しかし、それだけでは根本的な改善につながらないことも少なくありません。
例えば、
- タンパク質不足で胃酸や消化酵素が十分に作れない
- ビタミンB群不足でエネルギー代謝が低下している
- 亜鉛不足で皮膚の修復が遅れている
- 腸内細菌のバランスが乱れている
こうした状態では、食事を見直しても十分な効果が得られない場合があります。
また、カンジダなど腸内環境の乱れが背景にあるケースでは、まず腸を整えることが優先されることもあります。

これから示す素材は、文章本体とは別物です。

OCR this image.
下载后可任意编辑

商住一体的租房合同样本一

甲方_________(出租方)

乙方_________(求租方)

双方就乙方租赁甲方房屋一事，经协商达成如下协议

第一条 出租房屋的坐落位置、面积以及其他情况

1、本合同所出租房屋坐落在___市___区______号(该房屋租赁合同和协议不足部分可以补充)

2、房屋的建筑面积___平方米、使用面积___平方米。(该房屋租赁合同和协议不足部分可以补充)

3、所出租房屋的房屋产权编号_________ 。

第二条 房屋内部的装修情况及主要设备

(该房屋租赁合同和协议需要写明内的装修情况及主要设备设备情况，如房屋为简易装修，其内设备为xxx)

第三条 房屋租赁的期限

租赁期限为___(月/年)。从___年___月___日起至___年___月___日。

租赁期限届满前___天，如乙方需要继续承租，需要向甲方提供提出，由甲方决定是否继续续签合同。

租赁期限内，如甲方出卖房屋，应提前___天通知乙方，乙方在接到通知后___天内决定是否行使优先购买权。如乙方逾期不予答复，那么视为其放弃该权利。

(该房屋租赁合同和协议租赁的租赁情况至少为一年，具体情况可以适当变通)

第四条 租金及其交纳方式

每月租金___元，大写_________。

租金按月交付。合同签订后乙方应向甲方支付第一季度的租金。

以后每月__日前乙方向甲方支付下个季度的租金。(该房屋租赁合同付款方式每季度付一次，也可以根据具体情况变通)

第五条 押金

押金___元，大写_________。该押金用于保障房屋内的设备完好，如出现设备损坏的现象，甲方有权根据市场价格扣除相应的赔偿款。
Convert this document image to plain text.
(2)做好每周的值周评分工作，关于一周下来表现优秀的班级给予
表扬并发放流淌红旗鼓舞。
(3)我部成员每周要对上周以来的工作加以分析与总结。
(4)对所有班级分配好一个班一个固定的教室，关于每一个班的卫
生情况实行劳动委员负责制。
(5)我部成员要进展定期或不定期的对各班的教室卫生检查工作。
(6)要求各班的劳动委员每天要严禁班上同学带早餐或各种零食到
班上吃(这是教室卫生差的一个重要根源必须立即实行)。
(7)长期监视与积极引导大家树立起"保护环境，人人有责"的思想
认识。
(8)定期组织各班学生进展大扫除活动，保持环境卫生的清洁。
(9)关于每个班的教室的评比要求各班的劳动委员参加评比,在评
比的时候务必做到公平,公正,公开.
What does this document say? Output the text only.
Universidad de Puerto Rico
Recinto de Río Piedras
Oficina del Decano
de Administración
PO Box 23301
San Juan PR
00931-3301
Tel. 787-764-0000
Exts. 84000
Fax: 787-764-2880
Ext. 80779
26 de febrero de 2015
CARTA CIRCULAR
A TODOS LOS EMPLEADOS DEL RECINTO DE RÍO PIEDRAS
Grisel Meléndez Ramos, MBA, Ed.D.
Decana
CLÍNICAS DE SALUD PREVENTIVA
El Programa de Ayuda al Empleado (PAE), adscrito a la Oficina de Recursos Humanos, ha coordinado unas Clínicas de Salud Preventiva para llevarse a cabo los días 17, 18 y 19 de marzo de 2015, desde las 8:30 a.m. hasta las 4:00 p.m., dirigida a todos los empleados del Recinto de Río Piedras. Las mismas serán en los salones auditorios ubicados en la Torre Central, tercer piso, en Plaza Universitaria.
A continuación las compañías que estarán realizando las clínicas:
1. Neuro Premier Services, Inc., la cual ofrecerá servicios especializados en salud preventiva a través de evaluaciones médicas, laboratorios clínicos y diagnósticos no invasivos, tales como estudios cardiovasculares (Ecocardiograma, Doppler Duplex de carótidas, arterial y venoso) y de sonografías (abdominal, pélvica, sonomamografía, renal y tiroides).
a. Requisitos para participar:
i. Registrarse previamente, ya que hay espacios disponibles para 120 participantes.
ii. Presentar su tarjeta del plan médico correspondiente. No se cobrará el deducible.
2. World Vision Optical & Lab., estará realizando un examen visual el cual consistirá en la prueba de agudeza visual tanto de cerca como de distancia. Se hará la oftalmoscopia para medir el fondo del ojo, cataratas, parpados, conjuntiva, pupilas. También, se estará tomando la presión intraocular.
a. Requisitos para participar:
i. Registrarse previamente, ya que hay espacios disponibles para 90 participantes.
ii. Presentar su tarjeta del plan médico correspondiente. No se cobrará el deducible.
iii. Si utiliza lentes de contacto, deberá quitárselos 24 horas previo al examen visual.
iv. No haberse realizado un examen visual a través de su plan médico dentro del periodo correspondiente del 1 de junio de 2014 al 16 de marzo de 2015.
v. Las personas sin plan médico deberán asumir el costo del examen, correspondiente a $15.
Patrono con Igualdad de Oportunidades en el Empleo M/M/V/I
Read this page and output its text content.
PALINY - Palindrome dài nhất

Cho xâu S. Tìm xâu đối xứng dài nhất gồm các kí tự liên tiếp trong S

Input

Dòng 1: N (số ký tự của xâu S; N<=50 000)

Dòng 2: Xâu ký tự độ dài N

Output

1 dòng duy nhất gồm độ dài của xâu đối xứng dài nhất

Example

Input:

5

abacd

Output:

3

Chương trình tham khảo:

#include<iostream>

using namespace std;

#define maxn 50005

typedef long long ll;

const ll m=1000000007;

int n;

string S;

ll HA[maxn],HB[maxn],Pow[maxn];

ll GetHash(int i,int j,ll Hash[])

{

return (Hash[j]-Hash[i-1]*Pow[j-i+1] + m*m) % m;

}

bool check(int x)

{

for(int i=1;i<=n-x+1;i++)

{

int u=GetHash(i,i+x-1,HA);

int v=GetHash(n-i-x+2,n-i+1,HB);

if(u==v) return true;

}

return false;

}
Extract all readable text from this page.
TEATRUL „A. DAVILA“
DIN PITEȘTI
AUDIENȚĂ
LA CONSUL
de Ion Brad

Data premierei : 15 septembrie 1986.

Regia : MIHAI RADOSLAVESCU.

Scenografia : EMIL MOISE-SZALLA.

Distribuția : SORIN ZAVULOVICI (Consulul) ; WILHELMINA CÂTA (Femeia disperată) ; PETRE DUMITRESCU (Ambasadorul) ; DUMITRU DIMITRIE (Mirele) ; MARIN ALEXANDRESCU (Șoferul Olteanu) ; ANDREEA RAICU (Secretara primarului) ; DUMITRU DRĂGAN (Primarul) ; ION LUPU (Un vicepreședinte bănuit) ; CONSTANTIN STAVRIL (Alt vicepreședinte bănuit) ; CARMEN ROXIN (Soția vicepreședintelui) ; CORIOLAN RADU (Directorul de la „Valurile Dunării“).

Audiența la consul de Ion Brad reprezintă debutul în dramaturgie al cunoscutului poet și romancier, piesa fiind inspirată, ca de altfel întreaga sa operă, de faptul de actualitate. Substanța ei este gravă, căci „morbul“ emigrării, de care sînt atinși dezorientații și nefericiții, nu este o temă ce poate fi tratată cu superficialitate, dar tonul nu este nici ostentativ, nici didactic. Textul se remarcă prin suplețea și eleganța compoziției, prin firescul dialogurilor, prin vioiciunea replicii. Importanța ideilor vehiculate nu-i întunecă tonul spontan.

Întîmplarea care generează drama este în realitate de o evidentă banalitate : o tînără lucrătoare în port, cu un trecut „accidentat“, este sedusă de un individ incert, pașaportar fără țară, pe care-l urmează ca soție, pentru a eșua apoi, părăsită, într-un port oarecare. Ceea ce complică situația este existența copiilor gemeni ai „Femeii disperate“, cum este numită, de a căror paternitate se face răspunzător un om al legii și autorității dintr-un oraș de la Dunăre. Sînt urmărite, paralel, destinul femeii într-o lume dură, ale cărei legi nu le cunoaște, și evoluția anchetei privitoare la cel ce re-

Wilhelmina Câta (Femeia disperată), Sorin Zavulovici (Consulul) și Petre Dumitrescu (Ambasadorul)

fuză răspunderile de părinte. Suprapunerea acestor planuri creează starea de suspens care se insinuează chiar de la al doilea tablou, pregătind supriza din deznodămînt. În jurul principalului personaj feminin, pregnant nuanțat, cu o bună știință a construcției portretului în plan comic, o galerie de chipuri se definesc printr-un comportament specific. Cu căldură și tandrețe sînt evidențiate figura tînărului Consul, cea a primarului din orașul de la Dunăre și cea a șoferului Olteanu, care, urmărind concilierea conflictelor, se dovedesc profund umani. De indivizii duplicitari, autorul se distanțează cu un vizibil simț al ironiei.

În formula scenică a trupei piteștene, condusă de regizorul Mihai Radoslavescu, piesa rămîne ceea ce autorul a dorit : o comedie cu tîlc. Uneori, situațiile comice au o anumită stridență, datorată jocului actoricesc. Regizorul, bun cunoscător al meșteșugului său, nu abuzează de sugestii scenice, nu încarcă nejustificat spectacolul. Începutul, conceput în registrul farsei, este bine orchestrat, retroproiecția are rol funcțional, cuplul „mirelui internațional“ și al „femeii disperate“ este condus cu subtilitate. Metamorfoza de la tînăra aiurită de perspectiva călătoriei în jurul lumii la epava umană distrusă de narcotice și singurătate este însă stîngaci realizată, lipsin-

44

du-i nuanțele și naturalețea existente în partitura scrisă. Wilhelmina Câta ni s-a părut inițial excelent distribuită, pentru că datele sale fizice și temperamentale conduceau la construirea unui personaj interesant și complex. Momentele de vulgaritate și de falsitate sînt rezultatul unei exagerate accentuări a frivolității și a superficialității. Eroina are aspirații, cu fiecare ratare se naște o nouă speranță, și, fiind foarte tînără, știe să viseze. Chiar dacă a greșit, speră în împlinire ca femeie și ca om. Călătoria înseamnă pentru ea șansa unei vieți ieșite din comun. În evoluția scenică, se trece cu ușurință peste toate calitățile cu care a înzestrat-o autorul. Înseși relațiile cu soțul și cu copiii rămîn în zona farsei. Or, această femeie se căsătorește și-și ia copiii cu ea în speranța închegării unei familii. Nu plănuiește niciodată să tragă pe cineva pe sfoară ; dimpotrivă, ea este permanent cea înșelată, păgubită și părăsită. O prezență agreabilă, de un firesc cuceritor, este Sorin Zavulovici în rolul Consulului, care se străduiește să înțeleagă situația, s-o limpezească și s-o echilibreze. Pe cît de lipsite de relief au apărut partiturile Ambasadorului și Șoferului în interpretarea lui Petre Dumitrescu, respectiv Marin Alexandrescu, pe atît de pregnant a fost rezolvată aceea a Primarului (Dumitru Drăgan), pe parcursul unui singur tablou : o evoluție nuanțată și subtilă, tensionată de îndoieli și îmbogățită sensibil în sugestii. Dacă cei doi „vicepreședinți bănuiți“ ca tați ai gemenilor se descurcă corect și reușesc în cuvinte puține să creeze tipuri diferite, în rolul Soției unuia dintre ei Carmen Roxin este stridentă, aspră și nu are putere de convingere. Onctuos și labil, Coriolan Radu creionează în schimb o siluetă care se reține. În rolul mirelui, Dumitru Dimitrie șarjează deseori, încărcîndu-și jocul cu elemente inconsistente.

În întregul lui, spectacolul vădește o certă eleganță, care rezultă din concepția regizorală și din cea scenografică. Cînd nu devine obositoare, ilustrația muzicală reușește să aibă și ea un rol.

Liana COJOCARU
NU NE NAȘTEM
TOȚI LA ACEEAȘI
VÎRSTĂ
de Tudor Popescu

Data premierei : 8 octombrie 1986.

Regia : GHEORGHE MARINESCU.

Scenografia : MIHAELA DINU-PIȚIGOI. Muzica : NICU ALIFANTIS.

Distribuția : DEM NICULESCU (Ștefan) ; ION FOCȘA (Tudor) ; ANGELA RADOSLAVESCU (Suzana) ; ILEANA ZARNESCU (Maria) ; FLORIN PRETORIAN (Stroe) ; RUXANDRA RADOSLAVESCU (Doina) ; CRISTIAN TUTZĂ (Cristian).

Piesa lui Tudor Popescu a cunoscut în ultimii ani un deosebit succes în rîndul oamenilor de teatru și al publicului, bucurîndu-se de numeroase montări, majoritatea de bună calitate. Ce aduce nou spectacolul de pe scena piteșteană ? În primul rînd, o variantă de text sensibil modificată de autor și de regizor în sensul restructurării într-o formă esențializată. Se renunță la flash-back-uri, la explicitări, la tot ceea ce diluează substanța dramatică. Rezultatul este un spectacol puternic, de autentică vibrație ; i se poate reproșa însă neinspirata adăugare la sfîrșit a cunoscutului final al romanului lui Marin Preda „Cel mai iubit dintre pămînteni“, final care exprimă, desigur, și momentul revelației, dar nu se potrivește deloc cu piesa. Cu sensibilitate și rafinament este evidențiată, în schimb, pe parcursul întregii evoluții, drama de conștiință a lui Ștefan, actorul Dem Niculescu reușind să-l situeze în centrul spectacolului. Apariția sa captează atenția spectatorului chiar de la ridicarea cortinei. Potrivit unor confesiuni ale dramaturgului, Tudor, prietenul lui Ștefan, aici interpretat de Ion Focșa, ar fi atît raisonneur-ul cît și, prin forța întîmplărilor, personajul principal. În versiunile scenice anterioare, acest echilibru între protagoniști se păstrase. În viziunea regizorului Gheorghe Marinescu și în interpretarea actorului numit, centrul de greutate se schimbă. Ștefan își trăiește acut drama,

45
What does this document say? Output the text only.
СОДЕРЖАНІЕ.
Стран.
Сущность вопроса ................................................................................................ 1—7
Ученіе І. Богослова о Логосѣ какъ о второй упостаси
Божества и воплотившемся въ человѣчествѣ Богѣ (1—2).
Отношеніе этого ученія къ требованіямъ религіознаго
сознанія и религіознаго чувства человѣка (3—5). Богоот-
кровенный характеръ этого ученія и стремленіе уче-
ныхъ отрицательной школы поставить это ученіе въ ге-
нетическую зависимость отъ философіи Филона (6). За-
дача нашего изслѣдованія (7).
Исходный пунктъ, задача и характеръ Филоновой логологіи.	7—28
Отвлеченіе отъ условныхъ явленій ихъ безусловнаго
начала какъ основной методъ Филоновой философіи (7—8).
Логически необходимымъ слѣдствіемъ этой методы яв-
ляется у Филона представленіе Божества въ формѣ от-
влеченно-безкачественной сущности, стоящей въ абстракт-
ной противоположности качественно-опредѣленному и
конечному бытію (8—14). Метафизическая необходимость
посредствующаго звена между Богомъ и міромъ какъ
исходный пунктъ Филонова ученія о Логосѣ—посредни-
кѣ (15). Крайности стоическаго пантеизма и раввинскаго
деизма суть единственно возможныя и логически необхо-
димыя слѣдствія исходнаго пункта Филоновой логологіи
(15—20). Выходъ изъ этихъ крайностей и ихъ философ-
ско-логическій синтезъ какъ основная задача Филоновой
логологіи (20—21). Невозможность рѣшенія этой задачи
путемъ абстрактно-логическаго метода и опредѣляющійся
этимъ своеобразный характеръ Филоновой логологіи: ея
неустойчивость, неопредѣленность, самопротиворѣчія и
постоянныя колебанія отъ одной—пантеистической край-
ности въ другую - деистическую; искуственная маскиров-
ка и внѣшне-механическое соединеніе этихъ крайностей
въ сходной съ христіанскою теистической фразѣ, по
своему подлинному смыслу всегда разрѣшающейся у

湿熱は、「食べ過ぎ」だけで説明できるものではないのです。
妊活と湿熱の関係
妊活では、「湿熱だから熱を取ればよい」という考え方だけでは十分ではありません。
湿熱がある方では、
- 胃腸の働きが低下している
- 栄養の吸収効率が下がっている
- 慢性的な炎症が起きている
- 女性ホルモンの代謝が乱れている
といった背景が隠れていることがあります。
そのため当院では、湿熱という体質だけを見るのではなく、その方の生活習慣や胃腸、自律神経、栄養状態まで含めて確認し、妊娠しやすい体づくりを目指しています。
当院で大切にしていること
当院では、「湿熱を取ること」を目的にはしていません。
大切なのは、湿熱を作らない体を目指すことです。
そのために、
- 胃腸の働きを整える
- 自律神経のバランスを整える
- 腸内環境を見直す
- 食事や栄養状態を確認する
- 睡眠やストレスにも目を向ける
など、一人ひとりの体質に合わせた施術と生活習慣の見直しをご提案しています。
ニキビを「肌だけの問題」として考えるのではなく、体全体からのサインとして受け止めることが、根本的な改善につながると考えています。「同じニキビでも、その背景にある原因は一人ひとり異なります。当院では『湿熱だからこの治療』ではなく、『なぜその方に湿熱という状態が起きているのか』を大切にしています。東洋医学と栄養学の両方の視点から原因を探り、その方に合った体質改善をご提案しています。」
まとめ
湿熱は、赤いニキビや皮脂の多さなどとして現れることがあります。
しかし、その背景には、
- 胃腸の働きの低下
- 腸内環境の乱れ
- 肝臓への負担
- 自律神経の乱れ
- 栄養状態の問題
などが複雑に関係しています。
だからこそ、熱だけを取るのではなく、「なぜ湿熱が生まれたのか」を考えることが大切です。
繰り返すニキビは、体が送ってくれているメッセージかもしれません。
そのサインに耳を傾け、体の内側から整えていくことが、美しい肌への近道になるでしょう。